30th Anniversary Results:

1st Ridge Vineyards Monte Bello 1971
2nd Stag’s Leap Wine Cellars 1973
3rd Mayacamas Vineyards 1971 (tie)
4th Heitz Wine Cellars Martha’s Vineyard 1970 (tie)
5th Clos Du Val Winery 1972
6th Château Mouton-Rothschild 1970
7th Château Montrose 1970
8th Château Haut-Brion 1970
9th Château Leoville Las Cases 1971
10th Freemark Abbey Winery 1967

Implications to the wine industry:

George M. Taber from Time magazine was the only reporter present at the original tasting in 1976, since no one took the event seriously, thinking that the California wines would be embarrassed.  Time immediately reported the results on a worldwide scale.  However, the tasting was not significant for the French press who virtually ignored the story for three months until Le Figaro published an article titled “Did the war of the cru take place?” describing the results as “laughable,” and said they “cannot be taken seriously.”  Six months after the tasting Le Monde wrote a similarly toned article.  For as much as a year after the tasting, leaders of the French wine industry banned Spurrier from the nation’s prestigious wine-tasting tour, and Mr. Spurrier was even ushered out of a few of France’s more prestigious wine estates.  Both countries are considered to have benefited from the tasting.  California wines gained international appreciation, boosting sales and production.  France further refined their winemaking practices, which some argue had become too habit driven as a result of so much history and tribal knowledge.

Two movies have been made about the tasting, “Bottle Shock” and “Judgment of Paris”, as well as a book, also titled “Judgment of Paris”, the latter two both authored by George Taber.

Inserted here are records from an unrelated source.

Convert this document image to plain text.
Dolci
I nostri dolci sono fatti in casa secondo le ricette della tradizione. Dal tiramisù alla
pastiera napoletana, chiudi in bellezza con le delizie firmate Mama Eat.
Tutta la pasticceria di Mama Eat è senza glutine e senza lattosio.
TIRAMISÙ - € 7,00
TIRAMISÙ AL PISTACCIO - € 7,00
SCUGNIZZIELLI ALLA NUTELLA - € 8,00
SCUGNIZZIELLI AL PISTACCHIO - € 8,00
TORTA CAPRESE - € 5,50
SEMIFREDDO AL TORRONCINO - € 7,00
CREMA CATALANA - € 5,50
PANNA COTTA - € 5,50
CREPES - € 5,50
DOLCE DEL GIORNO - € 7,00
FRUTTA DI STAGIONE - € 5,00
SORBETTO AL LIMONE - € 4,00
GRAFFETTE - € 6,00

Naturally criticism abounds.  For starters some claim that the vintage selection was poor for the French wine.  However, when consulting vintage charts from US and French sources, both countries have very comparable vintage ratings within the timeframe in question.  Additional critics state that it’s unfair or rather irrelevant to compare French wines to California wines, since the styles are so different.  French wines are classified as Old World and are generally more subtle, acidic and expressive of their terroir.  California wines are classified as New World and tend to be much more fruit forward and oaked.